The decision follows SI-BONE's inline third fiscal quarter results, which showed sales of approximately $366.5 million. This figure includes a contribution of roughly $90-$95 million from Cloud Light transceivers.

The company's guidance for the fourth fiscal quarter ending in June is set $30 million below the consensus. This shortfall is attributed to a continuous inventory correction in the telecommunications sector, which is expected to present a $40 million quarter-over-quarter headwind.

Additionally, networking export restrictions are likely to have a $10-12 million impact, and product transitions at Cloud Light could lead to another $30 million impact.

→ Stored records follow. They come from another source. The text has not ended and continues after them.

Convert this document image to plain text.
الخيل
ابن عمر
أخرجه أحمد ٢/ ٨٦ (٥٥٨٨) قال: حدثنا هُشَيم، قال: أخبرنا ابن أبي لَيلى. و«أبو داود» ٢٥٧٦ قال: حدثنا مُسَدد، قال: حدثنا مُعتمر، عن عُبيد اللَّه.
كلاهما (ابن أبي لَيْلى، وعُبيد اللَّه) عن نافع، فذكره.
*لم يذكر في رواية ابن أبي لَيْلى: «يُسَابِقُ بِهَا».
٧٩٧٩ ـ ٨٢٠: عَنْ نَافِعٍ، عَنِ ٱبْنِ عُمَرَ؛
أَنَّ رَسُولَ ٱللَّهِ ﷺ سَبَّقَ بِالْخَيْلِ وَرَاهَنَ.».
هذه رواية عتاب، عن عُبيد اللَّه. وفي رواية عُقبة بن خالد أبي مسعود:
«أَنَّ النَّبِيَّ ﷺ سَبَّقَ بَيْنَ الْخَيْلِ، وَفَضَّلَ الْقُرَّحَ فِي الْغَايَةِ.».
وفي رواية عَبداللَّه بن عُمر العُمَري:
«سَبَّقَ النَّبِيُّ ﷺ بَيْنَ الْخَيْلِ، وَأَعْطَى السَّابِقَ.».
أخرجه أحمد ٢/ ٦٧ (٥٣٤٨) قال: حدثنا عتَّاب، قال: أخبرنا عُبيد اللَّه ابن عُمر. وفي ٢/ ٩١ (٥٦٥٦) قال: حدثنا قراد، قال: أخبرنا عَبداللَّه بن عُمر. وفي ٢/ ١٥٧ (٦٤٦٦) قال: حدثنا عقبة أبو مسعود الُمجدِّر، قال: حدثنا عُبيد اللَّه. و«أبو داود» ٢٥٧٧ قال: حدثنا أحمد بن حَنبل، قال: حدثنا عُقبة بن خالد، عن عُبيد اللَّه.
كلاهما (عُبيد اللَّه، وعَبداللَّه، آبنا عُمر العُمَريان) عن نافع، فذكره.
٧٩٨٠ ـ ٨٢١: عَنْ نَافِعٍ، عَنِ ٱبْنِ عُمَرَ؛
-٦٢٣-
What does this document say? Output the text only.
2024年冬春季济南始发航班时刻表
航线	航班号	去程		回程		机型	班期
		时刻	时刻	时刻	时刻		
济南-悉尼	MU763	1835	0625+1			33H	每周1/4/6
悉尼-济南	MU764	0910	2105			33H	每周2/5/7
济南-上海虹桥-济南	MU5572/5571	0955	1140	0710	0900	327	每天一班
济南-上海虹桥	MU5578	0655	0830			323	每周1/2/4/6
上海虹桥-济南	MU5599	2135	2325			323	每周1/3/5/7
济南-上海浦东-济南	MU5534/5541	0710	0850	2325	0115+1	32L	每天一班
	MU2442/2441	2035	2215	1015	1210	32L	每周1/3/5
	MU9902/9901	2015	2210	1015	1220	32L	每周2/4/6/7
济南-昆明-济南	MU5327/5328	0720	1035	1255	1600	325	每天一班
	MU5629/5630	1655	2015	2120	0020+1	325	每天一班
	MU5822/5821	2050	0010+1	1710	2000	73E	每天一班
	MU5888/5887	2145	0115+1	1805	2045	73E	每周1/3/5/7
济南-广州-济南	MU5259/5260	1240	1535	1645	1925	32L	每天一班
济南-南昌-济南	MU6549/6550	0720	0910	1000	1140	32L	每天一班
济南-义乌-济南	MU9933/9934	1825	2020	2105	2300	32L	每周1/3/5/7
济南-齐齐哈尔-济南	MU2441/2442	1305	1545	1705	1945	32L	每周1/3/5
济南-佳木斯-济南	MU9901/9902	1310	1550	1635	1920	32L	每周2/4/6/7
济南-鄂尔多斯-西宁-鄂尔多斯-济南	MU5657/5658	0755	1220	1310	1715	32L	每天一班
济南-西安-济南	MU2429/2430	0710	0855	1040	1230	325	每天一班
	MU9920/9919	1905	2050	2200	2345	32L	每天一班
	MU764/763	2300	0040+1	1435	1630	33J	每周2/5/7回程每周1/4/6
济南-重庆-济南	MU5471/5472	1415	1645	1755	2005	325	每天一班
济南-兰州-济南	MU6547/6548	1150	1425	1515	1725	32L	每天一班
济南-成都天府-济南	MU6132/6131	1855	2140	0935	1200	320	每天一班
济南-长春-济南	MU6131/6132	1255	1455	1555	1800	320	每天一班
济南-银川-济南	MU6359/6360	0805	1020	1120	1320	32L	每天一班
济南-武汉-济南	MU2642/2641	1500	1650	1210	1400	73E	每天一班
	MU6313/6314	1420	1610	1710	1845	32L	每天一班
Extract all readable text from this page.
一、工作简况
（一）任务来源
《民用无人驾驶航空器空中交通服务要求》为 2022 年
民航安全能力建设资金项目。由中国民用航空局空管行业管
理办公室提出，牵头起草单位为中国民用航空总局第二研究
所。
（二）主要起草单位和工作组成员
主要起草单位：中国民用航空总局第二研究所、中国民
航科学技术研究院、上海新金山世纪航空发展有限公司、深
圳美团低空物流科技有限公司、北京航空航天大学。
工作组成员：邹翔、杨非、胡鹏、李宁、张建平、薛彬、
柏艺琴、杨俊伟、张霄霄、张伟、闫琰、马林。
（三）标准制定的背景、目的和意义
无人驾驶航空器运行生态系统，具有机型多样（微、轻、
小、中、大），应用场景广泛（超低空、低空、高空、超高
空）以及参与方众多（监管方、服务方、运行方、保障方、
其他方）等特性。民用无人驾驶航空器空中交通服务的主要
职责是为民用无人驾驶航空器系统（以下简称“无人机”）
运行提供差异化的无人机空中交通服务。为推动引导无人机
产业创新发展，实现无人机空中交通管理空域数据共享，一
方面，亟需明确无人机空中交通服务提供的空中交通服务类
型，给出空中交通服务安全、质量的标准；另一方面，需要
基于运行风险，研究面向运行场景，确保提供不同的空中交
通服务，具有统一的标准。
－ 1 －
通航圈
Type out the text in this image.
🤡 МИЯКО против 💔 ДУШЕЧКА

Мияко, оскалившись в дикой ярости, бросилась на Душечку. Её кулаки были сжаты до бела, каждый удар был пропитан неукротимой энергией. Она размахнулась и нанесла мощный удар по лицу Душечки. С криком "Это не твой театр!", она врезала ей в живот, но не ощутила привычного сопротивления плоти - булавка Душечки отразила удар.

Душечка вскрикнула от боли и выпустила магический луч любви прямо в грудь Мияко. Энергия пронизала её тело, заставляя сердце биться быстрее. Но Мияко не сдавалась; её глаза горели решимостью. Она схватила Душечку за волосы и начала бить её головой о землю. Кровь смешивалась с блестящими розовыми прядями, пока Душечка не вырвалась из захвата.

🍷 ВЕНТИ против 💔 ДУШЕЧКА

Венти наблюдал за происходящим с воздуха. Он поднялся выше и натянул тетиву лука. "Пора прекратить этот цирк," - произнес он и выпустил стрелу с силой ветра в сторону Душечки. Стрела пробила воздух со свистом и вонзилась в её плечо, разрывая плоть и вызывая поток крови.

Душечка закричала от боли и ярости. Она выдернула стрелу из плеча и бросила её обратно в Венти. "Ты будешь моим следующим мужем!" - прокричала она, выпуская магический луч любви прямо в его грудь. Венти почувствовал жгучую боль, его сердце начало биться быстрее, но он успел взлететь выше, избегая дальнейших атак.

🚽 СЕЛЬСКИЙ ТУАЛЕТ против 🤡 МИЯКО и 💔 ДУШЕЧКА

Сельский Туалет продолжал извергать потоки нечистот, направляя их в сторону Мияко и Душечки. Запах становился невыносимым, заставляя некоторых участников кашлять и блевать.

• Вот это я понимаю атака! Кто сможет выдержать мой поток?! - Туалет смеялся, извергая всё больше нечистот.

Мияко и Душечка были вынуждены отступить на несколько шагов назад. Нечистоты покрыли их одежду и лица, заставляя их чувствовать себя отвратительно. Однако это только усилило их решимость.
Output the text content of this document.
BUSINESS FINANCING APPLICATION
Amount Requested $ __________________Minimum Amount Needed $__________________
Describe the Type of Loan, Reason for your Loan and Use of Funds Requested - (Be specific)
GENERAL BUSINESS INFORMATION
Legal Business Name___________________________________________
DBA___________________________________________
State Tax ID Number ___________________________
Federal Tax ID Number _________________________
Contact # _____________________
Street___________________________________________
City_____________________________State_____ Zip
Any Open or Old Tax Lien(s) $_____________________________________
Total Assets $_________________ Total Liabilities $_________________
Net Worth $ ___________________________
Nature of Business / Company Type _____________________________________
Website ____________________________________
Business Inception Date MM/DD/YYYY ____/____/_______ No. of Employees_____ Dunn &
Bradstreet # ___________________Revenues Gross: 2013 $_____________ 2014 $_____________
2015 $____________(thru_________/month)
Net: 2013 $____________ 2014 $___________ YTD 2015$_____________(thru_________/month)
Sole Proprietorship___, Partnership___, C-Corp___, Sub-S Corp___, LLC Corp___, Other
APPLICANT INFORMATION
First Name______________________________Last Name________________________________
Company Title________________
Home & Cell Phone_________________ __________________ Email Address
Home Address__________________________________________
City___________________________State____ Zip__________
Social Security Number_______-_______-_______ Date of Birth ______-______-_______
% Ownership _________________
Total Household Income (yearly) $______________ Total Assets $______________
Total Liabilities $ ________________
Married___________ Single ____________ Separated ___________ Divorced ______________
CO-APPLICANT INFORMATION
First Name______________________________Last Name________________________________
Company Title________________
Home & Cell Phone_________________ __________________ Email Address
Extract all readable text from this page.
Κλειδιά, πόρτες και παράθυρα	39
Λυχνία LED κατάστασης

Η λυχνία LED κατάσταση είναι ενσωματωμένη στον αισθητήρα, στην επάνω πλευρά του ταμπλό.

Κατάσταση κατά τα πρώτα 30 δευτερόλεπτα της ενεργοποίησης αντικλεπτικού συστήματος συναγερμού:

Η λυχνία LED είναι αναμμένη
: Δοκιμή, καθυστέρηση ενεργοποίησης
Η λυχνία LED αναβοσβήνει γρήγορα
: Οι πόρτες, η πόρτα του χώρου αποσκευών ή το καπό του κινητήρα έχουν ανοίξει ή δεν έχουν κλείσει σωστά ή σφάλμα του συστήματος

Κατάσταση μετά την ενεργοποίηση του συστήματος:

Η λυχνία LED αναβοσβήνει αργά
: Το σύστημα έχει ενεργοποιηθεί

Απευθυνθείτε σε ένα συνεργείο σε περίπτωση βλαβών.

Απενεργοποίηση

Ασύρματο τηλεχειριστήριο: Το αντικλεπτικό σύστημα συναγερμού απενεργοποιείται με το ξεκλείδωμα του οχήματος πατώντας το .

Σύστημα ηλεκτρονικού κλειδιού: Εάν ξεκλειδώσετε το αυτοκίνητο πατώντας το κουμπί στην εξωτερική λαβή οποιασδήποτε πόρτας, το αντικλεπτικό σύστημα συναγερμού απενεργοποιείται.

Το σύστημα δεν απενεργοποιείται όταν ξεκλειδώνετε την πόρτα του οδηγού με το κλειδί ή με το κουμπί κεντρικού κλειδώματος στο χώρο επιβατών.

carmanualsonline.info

The report anticipates that the current weakness will extend into the first fiscal quarter ending in September, with recovery beginning to take shape thereafter.

Management has conveyed a positive outlook for calendar year 2025, suggesting that a $500 million per quarter run-rate is achievable by December based on the anticipated telecom recovery and AI-driven growth in datacom transceivers.

In light of these projections, BofA Securities has revised its earnings per share estimates for calendar years 2024, 2025, and 2026, reducing them by 37%, 13%, and 3% to $0.81, $3.21, and $4.76, respectively.

Despite the adjustments, the firm has maintained its $45 price objective, applying a 14 times price-to-earnings ratio for calendar year 2025. This valuation is an increase from the previous 12 times multiple but remains within the historical range of 9 to 18 times. The firm reiterated its Underperform rating, indicating that it awaits firmer signs of recovery in the company's performance.